Back to the diving. I particularly like the big stuff; both Pato and Fernando are adept shark whisperers as they play a plastic bottle underwater and summon these sleek beauties from the deep. Our record is 10 at once, ranging from grey reefs, to silver, white and black tips including some babies (when we see a baby Pato and I start singing Baby Shark doo-do-do-doo). I love to hang in the blue amidst the schools of huge striped barracudas, jacks silvery in sunlight, midnight snappers and bump-head parrots. I also never tire of the clown fish protecting their anemone homes. Click here to see Ross’s website with its more detailed description of the dives and fish photos.
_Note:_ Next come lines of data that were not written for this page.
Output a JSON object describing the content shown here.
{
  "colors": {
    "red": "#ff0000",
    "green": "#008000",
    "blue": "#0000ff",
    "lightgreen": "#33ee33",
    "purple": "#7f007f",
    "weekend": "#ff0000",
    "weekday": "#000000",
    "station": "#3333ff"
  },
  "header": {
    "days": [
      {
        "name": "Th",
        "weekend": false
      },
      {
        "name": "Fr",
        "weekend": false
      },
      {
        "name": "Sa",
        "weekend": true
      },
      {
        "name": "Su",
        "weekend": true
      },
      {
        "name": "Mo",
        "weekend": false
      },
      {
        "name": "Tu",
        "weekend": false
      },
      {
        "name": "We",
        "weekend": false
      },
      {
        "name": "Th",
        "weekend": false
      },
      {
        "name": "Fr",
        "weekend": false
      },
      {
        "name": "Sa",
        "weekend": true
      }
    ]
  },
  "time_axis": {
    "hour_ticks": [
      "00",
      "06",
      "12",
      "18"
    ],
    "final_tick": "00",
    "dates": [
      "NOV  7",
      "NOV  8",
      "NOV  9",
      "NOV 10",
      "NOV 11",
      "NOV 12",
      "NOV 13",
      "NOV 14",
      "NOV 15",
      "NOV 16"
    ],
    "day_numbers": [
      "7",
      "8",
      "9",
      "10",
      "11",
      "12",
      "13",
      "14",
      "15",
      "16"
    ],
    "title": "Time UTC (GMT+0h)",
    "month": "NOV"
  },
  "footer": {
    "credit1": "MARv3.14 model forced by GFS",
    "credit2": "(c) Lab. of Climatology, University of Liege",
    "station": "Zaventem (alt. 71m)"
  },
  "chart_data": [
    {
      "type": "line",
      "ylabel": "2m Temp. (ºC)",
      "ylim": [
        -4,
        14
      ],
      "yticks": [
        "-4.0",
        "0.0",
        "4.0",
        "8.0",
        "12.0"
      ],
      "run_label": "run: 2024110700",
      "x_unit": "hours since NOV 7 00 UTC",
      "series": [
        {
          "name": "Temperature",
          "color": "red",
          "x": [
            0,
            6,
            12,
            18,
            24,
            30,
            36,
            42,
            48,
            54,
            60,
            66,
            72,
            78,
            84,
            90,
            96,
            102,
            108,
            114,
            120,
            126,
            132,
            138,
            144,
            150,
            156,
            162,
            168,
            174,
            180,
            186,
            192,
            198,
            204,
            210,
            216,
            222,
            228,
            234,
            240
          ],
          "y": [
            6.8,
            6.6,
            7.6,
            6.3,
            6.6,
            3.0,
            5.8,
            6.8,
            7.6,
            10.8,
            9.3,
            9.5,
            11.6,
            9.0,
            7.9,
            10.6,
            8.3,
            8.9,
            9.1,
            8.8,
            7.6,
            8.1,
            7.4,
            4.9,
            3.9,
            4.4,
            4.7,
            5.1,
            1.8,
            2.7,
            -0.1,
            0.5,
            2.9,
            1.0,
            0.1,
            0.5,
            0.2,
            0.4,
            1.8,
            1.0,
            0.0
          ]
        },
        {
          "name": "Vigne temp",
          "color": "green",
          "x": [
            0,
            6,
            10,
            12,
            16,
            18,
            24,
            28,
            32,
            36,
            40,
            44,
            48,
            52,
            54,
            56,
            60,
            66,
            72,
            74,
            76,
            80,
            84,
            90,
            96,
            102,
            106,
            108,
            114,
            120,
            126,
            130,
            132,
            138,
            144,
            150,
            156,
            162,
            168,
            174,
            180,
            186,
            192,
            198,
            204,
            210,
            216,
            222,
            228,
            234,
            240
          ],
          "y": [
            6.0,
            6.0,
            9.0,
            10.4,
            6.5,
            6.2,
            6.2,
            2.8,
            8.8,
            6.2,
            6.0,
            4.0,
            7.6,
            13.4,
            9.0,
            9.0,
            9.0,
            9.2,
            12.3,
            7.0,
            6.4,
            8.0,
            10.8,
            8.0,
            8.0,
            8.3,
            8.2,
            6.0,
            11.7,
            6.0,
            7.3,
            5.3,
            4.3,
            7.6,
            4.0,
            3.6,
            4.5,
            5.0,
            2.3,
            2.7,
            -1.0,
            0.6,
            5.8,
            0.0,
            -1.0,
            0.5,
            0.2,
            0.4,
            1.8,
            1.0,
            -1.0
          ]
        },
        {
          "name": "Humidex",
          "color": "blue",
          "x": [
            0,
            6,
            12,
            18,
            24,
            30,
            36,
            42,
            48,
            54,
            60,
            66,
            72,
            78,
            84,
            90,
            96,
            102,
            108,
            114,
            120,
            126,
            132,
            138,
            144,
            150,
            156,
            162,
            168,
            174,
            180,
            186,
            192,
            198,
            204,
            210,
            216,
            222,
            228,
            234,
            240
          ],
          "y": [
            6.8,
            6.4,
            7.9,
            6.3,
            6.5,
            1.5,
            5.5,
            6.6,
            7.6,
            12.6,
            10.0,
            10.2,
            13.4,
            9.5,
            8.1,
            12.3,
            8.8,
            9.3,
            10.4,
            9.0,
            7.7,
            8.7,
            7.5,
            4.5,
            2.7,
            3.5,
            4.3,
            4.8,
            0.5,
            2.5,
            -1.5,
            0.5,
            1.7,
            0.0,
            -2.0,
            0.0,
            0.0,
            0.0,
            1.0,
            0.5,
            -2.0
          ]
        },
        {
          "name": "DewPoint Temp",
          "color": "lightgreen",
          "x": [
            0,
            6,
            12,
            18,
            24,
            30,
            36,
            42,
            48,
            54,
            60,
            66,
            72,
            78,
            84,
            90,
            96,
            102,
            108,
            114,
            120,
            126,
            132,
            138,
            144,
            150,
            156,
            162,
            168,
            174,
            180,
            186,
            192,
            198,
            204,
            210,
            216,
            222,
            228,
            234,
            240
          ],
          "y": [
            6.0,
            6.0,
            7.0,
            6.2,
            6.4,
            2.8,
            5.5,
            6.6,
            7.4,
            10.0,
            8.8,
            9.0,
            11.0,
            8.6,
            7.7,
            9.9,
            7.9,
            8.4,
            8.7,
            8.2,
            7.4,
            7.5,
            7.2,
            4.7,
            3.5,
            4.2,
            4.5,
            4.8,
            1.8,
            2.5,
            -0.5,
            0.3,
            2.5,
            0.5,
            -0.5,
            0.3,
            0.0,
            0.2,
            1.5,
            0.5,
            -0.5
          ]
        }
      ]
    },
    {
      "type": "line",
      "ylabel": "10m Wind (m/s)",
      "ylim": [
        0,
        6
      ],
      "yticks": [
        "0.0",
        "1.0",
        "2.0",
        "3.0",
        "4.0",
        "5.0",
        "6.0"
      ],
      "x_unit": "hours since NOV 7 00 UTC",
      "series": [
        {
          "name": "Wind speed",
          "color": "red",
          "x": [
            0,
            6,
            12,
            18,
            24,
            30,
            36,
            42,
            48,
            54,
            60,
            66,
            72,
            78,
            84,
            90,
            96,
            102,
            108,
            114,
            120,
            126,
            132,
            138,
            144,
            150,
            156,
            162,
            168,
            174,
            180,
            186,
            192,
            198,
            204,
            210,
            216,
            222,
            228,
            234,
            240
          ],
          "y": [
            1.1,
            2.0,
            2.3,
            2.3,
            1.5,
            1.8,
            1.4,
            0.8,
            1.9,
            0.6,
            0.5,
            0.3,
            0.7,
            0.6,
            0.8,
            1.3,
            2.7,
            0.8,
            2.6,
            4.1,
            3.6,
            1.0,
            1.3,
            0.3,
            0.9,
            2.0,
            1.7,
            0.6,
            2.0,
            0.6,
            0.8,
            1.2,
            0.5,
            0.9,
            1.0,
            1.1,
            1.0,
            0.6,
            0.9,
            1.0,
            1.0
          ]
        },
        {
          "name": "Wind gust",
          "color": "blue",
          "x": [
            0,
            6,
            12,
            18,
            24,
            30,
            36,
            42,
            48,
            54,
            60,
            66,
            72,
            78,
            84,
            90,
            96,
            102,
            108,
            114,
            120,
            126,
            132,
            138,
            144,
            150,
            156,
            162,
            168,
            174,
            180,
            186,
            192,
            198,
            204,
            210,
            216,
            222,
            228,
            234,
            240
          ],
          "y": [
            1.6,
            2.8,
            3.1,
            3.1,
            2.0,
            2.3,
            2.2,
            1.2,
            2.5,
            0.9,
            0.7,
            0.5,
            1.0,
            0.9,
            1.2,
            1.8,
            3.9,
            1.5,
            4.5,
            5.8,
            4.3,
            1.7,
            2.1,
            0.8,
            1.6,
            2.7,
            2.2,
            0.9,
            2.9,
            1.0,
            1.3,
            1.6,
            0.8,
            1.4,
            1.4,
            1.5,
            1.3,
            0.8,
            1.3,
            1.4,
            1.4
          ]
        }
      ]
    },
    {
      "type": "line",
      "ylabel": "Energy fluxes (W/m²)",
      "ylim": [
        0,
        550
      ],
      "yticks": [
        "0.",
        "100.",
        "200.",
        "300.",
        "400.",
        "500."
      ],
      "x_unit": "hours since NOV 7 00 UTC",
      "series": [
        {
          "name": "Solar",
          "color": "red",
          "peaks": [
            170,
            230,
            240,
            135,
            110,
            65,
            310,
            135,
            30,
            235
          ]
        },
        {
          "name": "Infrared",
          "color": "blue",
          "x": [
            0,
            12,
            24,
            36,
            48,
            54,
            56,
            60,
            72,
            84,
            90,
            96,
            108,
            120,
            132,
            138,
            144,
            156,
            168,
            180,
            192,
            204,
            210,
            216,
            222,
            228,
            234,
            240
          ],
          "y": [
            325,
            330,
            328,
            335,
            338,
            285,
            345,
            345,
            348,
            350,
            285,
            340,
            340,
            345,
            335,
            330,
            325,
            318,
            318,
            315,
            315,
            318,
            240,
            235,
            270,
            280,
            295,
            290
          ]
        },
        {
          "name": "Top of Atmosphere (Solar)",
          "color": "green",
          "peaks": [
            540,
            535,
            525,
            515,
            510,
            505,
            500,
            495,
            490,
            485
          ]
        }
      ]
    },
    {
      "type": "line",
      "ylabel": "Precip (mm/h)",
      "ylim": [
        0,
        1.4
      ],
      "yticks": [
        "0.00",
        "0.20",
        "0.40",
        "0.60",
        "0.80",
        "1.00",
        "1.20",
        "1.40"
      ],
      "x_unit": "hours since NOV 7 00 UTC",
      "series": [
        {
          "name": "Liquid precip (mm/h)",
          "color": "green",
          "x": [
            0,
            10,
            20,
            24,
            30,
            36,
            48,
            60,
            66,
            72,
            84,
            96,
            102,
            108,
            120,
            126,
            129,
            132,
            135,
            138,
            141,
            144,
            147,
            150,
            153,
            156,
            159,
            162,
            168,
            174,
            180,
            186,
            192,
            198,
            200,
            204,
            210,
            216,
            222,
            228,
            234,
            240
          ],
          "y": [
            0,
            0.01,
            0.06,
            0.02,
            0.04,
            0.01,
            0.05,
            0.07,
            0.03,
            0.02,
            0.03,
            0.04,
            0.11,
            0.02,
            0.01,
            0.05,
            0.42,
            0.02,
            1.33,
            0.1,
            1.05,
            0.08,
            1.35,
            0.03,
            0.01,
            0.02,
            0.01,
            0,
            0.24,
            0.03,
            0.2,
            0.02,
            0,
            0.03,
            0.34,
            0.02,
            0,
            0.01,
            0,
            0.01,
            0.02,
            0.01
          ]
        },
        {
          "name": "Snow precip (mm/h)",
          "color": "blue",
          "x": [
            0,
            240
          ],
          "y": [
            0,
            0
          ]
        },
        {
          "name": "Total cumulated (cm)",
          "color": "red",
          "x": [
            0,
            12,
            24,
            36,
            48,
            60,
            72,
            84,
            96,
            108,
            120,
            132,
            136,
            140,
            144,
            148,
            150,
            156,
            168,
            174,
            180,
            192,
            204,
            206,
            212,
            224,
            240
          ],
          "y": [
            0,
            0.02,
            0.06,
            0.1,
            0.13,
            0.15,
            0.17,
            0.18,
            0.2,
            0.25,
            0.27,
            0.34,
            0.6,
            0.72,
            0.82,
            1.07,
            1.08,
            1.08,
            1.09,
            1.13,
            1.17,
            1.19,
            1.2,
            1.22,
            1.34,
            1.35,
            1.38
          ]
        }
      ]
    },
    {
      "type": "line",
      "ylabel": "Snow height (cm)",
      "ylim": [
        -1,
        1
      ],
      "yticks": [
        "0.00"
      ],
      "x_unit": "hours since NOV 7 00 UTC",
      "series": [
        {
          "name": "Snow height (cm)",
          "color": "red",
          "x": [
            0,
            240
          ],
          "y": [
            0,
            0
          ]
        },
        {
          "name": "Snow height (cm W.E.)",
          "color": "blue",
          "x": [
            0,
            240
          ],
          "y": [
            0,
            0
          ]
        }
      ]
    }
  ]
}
We do a couple of wrecks, one a supply ship with a cannon that took a torpedo midships and another, White Beach, a US supply and hospital station that dumped its equipment including jeeps, shells and ammunition plus a whole load of coke bottles in the sea. Here we have another market and Pato doles out more pencils (deftly popped into the hair-dos) and crayons.
There is unexpected drama on our trip as we have two evacuations: one due to a medical emergency back home and another to skin bends. This is not so easy due to the remoteness and lack of signal throughout. We are secretly relieved that we can hide from the UK election although we get the result by satellite from Oz; at least we can forget about it all while we are here.
The day we arrived, December 7th, would have been Louise’s 30th birthday. It is hard being out of touch with her friends in London. But this is such a peaceful place and it’s a relief being with people who don’t know the significance of the date. On every dive, the gorgeous colourful fishes darting in and out of the soft and hard coral remind me of her, with their extravagant designs mirroring her outfits, their golden colours reminiscent of her hair at its most outrageous, their elegant choreography a celebratory dance at the Marathon or Sink the Pink. She may be gone but her spirit is always with us, her voice in my nightly dreams. The Solomons is a good place to be at peace as we hover effortlessly above this mysterious other world.
Our next stop is New Zealand for five weeks …I wish you all a Happy Christmas.